My interest spans from the politics of epidemic management to public health systems and access to therapeutics. I have written on the global infrastructure of diphtheria antitoxin, the politics of vaccination in Eastern Europe, hospital care of disabled children in communist contexts and about shifting epidemic narratives in historical analysis.
I have worked on the Cold War politics of virology and epidemic management through polio epidemics in the 1950s. In Polio Across the Iron Curtain, I narrate the history of polio in Hungary at multiple registers. On an international level, I ask how Cold War divisions can be re-evaluated when viewed through the lens of a disease that disregarded borders and ideologies. On a national level, I look at how post-war societies and nascent political systems dealt with an epidemic that worked against their modernist projects. On an individual level, I raise questions about definitions of treatment, authority of care and investigates the boundary between professional and lay knowledge.
This work has brought me to think critically about epidemic temporalities. Currently I am collaborating with colleagues from Oxford and the University of Edinburgh on a project titled After the End of Disease, which aims to bring new analytical frameworks and an interdisciplinary approach to global, national and local health policies.

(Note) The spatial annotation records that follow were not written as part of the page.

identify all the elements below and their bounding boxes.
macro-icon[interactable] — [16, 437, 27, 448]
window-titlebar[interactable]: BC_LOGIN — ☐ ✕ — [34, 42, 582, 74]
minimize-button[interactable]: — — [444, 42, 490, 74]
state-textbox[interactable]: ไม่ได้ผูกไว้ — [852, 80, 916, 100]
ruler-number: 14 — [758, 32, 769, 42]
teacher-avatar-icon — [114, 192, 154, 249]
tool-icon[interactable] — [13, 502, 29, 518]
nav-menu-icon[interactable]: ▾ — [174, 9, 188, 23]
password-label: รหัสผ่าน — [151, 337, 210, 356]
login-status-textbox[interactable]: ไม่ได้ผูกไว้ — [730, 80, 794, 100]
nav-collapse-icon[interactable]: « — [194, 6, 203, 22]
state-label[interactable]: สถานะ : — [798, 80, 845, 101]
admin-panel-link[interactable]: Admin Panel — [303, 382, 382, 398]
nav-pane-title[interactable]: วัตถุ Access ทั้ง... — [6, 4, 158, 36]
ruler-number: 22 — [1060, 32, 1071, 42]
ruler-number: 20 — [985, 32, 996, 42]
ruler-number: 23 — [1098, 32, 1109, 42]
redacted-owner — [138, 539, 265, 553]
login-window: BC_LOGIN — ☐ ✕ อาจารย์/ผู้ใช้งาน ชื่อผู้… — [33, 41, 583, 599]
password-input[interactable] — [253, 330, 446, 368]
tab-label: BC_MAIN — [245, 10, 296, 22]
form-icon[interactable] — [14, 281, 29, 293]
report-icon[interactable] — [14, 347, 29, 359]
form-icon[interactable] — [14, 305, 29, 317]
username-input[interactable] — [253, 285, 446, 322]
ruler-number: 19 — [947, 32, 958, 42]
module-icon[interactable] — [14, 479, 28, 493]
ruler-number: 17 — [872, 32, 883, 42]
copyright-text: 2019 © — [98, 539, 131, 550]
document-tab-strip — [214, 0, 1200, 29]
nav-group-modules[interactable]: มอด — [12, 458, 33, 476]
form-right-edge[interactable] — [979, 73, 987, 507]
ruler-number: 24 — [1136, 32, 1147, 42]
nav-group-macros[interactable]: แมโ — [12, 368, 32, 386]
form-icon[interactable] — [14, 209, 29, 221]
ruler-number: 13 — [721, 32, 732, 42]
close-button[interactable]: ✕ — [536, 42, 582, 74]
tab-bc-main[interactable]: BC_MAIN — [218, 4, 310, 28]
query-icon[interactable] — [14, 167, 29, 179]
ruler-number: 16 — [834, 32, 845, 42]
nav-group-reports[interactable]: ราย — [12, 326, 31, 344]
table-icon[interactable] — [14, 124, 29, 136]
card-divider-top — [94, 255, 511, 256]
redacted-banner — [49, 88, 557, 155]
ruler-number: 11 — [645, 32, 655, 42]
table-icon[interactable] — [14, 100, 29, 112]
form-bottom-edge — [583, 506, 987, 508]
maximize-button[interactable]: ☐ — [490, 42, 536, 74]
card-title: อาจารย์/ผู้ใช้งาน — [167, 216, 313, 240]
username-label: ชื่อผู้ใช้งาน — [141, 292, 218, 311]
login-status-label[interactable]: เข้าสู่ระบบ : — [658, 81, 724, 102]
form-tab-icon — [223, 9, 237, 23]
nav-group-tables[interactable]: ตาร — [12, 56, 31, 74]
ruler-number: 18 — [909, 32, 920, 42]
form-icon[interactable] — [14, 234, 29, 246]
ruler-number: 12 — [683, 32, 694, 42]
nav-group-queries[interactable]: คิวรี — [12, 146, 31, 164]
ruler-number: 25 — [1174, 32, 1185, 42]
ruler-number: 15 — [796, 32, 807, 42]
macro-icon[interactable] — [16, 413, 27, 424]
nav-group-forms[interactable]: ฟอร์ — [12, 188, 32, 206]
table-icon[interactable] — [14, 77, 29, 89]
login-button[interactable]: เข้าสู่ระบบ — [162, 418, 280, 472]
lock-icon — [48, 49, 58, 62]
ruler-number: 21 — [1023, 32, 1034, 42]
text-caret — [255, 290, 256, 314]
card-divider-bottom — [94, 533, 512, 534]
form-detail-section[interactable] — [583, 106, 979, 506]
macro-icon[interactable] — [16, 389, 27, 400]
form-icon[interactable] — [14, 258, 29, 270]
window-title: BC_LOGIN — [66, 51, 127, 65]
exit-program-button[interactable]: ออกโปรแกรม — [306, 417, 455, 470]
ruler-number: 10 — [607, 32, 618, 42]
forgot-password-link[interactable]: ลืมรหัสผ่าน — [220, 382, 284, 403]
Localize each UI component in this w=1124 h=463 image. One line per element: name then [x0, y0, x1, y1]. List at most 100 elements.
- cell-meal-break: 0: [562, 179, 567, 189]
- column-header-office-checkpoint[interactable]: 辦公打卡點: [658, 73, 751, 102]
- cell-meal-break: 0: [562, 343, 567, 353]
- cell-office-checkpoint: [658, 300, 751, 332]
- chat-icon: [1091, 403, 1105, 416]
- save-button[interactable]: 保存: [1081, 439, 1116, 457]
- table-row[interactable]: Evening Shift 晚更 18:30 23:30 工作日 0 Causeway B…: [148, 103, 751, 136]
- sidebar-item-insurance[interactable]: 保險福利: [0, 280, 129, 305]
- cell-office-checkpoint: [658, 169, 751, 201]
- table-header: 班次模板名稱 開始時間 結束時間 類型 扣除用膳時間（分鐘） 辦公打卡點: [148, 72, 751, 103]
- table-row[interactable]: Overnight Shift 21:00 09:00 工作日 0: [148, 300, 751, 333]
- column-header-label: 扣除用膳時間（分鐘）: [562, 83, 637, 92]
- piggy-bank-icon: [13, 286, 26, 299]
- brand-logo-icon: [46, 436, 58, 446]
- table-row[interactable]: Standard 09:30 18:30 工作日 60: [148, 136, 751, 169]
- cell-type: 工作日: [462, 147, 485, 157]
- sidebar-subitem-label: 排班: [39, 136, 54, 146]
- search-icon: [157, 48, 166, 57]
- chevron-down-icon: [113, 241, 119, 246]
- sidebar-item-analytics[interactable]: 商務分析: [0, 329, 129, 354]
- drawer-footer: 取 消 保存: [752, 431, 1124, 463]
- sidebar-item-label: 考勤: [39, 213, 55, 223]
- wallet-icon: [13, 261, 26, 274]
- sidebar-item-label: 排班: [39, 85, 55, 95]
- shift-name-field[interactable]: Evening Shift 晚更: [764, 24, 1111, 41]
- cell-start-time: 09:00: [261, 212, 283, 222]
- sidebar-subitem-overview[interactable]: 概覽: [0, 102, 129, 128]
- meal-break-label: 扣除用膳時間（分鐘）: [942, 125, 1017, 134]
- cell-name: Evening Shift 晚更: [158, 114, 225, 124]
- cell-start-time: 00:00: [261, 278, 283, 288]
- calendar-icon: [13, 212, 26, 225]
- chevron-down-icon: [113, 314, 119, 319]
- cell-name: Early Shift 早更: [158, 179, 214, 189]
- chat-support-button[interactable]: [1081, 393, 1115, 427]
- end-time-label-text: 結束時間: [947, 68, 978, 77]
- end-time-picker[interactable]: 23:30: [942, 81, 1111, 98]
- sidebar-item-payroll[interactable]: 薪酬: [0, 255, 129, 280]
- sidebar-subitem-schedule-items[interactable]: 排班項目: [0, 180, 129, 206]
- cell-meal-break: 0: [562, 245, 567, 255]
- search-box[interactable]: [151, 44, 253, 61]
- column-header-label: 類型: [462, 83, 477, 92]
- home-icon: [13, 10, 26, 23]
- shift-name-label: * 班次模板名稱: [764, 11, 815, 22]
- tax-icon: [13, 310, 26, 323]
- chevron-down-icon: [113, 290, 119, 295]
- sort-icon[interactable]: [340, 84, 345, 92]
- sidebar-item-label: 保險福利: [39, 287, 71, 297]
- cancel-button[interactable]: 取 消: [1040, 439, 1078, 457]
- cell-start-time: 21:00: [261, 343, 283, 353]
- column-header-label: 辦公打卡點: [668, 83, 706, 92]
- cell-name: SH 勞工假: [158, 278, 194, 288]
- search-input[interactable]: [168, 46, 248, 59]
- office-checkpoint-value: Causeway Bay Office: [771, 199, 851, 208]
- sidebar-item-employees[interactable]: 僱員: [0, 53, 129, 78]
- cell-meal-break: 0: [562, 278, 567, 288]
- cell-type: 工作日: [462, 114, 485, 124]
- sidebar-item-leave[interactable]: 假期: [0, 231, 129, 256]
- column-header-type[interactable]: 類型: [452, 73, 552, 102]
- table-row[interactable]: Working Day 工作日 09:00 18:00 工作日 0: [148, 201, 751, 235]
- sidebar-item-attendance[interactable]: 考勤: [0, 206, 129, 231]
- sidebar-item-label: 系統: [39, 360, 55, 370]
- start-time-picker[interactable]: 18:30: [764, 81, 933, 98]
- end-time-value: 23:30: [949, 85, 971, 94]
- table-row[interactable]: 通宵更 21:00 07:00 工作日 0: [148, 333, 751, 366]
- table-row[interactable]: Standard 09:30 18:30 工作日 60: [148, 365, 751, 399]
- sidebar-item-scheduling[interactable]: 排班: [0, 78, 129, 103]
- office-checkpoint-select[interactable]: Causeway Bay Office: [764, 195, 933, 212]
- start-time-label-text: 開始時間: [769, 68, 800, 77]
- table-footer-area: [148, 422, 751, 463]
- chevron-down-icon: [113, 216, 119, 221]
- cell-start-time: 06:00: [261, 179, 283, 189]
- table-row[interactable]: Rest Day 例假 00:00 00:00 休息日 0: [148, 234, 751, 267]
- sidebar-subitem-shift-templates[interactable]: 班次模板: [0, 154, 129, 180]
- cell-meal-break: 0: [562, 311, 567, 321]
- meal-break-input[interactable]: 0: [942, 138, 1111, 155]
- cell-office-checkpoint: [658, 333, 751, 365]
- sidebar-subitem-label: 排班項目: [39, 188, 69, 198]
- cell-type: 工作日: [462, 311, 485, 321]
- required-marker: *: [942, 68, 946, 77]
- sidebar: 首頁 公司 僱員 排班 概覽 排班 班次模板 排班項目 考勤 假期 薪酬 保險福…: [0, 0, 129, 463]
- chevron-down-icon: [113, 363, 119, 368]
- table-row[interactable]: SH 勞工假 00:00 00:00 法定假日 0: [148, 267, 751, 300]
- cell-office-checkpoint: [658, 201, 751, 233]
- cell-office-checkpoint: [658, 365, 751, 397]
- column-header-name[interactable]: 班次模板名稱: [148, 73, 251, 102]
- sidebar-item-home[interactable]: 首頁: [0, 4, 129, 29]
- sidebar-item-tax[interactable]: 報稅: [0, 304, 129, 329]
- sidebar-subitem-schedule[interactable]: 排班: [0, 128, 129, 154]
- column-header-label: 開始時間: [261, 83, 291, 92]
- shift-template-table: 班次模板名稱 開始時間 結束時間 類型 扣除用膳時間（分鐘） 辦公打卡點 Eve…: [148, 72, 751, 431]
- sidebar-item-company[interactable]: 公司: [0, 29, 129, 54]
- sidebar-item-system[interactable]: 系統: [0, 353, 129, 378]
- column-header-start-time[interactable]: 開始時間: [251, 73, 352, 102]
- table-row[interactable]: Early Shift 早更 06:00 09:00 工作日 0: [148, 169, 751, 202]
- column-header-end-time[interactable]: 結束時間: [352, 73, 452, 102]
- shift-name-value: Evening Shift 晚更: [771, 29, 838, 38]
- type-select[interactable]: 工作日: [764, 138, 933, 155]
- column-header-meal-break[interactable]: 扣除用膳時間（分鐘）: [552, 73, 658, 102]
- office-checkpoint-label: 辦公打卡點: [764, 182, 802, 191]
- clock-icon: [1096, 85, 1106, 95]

My new research project, Socialist Medicine: An Alternative Global Health History brings the socialist world into the history of global health for the first time. It identifies the particular health cultures produced by socialism (in all its variety) and explores the impact of socialist internationalism in co-producing global health in the 20th century. Until now, this story has primarily been told from an American perspective, through the lens of international organizations, and colonial and postcolonial relationships. By shifting the focus of analysis to the state socialist countries and their global relations, this project will re-visit well-known histories of international and global health, and throw light on previously invisible or unknown actors and processes. Furthermore, the project will critically examine key concepts such as socialism and solidarity in global health. Bringing a new perspective into global health history is crucial for understanding challenges to global public health, such as the changing role of international organizations or provision of primary healthcare.